Lots of LEOs have blown smoke up peoples asses on 209A confiscations and the like about "guns not being obtained that are still on the list, you'll go to jail if we don't find DAT GUN" but when the dust settles there's not a ****ing thing they can actually do to you. Yeah, there is a crime for failing to disclose, blah blah blah, but good luck securing a conviction on that one if the gun doesn't exist in the scope of the warrant.

-Mike
 
Lots of LEOs have blown smoke up peoples asses on 209A confiscations and the like about "guns not being obtained that are still on the list, you'll go to jail if we don't find DAT GUN" but when the dust settles there's not a ****ing thing they can actually do to you. Yeah, there is a crime for failing to disclose, blah blah blah, but good luck securing a conviction on that one if the gun doesn't exist in the scope of the warrant.

-Mike

Correct Sir.
 
You may highly doubt it all youd like, but Ive been involved in 3 separate scenarios within my jurisdiction that ended just like that.

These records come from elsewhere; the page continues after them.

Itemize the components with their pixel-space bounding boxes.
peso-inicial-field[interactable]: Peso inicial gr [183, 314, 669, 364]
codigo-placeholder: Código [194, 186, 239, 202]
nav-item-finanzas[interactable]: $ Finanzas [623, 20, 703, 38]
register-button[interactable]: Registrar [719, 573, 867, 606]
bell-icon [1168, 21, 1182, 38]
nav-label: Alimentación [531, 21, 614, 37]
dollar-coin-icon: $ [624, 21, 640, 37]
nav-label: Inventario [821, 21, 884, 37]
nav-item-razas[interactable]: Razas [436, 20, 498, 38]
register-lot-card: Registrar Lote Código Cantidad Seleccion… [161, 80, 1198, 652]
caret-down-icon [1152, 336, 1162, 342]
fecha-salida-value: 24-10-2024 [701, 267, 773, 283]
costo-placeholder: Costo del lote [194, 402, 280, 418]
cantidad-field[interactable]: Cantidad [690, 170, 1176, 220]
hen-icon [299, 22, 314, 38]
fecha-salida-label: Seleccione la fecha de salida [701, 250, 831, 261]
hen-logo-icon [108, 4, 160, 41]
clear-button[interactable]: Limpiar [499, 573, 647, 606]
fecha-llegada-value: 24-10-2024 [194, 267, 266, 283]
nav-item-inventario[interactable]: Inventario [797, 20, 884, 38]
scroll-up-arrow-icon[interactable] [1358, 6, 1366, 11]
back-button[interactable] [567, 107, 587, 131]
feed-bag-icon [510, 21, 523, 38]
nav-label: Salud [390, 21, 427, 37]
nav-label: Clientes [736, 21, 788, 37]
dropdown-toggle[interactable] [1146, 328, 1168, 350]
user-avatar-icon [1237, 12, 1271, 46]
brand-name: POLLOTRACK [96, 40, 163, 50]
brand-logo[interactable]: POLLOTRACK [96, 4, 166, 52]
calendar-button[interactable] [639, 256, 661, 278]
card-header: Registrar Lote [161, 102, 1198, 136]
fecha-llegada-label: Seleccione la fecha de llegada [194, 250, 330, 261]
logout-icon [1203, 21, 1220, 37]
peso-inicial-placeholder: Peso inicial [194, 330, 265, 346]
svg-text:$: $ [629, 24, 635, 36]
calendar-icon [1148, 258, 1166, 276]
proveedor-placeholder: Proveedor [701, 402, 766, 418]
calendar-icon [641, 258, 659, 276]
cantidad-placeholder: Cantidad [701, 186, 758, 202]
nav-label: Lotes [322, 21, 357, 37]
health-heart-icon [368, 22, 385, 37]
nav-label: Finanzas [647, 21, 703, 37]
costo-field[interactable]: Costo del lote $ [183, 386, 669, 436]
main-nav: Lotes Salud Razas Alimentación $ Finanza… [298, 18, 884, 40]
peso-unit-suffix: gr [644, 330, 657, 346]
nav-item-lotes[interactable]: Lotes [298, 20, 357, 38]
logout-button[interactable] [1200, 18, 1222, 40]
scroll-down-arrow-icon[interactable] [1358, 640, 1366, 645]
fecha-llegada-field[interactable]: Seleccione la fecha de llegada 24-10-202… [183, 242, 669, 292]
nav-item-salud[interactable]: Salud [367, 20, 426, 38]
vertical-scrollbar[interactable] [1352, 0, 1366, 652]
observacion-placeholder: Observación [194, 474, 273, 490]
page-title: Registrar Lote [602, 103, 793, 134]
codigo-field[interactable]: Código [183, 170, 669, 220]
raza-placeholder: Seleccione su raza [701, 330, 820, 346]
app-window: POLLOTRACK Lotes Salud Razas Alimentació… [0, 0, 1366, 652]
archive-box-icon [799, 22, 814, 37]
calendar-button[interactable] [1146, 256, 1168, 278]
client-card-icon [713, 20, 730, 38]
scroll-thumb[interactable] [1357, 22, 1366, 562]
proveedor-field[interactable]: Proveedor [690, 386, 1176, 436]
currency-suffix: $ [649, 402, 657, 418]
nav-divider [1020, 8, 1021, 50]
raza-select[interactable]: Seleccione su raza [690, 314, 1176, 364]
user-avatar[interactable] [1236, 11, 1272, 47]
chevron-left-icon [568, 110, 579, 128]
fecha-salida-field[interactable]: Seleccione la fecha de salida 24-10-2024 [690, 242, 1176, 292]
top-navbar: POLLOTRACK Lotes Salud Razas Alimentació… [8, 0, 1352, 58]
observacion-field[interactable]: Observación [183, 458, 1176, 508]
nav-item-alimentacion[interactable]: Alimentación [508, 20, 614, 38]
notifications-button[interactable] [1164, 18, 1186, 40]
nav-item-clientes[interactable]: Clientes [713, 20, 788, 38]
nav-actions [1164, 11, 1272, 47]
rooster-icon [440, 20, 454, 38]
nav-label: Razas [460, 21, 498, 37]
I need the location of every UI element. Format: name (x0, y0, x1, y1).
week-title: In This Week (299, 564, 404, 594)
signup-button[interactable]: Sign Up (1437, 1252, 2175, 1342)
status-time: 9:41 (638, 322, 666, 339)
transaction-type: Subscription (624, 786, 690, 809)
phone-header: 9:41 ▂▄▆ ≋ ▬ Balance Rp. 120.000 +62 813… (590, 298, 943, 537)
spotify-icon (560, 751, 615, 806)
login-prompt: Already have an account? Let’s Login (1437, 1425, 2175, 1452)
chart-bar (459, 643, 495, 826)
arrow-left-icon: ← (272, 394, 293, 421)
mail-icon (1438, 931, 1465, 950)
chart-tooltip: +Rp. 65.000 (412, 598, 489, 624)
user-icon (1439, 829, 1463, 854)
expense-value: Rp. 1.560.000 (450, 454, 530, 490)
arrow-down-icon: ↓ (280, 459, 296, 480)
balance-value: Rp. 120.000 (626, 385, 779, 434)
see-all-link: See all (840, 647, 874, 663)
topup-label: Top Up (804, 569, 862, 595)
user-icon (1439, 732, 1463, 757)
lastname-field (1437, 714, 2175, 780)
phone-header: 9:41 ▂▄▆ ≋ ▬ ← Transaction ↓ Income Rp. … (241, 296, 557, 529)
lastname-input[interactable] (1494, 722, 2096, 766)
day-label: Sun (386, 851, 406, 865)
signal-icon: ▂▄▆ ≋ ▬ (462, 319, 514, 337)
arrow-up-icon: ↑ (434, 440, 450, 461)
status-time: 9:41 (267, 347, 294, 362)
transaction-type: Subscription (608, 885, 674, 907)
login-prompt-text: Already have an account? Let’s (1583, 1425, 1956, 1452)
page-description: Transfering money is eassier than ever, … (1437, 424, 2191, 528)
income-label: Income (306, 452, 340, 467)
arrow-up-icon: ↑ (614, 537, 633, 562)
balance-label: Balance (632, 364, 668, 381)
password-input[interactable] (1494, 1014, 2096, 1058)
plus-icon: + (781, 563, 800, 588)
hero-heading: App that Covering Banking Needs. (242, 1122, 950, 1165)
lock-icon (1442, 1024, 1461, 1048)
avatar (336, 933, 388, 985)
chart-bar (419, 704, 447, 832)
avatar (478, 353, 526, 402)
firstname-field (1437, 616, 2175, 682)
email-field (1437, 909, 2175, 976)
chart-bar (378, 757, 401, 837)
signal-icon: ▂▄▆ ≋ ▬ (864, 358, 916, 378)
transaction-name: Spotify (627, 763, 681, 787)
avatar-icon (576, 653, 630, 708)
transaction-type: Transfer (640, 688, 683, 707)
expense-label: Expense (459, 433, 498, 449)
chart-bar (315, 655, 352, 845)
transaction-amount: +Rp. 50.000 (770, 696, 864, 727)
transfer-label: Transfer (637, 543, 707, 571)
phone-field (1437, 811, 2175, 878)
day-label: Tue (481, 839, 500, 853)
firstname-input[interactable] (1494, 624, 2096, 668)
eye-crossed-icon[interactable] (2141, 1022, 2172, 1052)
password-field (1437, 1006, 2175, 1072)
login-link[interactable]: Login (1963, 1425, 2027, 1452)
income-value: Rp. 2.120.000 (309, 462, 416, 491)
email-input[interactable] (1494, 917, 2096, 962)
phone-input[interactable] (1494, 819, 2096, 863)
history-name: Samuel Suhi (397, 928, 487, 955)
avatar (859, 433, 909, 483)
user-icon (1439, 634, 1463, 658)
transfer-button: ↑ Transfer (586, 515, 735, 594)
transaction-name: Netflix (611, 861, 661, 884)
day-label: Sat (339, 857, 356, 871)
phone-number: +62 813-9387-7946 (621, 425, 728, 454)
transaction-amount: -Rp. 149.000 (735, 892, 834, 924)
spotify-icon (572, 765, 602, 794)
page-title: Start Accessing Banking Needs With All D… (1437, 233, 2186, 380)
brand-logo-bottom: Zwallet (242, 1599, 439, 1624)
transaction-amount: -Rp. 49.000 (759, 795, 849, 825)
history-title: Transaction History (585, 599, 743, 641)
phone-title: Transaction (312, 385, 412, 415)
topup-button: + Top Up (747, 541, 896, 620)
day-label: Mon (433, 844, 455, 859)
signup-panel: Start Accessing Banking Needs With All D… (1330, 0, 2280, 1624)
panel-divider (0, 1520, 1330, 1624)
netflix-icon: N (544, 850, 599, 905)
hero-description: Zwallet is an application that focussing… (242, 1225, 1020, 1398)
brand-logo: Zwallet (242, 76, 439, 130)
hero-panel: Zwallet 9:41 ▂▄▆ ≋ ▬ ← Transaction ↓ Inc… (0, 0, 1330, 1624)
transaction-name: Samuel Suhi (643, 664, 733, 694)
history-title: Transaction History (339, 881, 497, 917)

My concern isn't what is happening now, but what will happen in the future when "firearm enthusiasm" is considered a mental illness and that gun violence is an imminent emergency that LEO needs to mitigate.

Sounds like Tinfoil, but if these people get their way, you'll be using the list to implement pre-crime mitigation.

http://www.lewrockwell.com/2015/01/no_author/do-you-question-powere280a8/
 
My concern isn't what is happening now, but what will happen in the future when "firearm enthusiasm" is considered a mental illness and that gun violence is an imminent emergency that LEO needs to mitigate.

Sounds like Tinfoil, but if these people get their way, you'll be using the list to implement pre-crime mitigation.

http://www.lewrockwell.com/2015/01/no_author/do-you-question-powere280a8/

Got ya. Im concerned about the future as well, I intend on retiring within the next 9 years, so my cloak of LEO awesomeness will expire, making me a serf once again.
But, in all seriousness, I am concerned that "the list" will be used for evil at some point. I dont share your concern about the guy with the most transactions becomes an immediate target way of thinking. My concern is that some police dept. uses that list for something, and the case goes all the way to the SJC, and the PD is found to be in the right. That could be a real problem.
 
Is it legal for LEO to search what fire arms an individual owns just because he wants to know for his own personal reasons?

As far as I know cops and law enforcement in general I believe are only supposed to access that info for legitimate business reasons. But the lines are so blurred today who is going to say anything to them.

Even so if a cop notices a hot chick cruising by in a little red Corvette he or she is not allowed to run the plate to find out who the driver is or where she lives it to get her phone number unless she has broken the law.

Having said that....cops look up crap all the time for their own personal reasons. Who is going to stop them?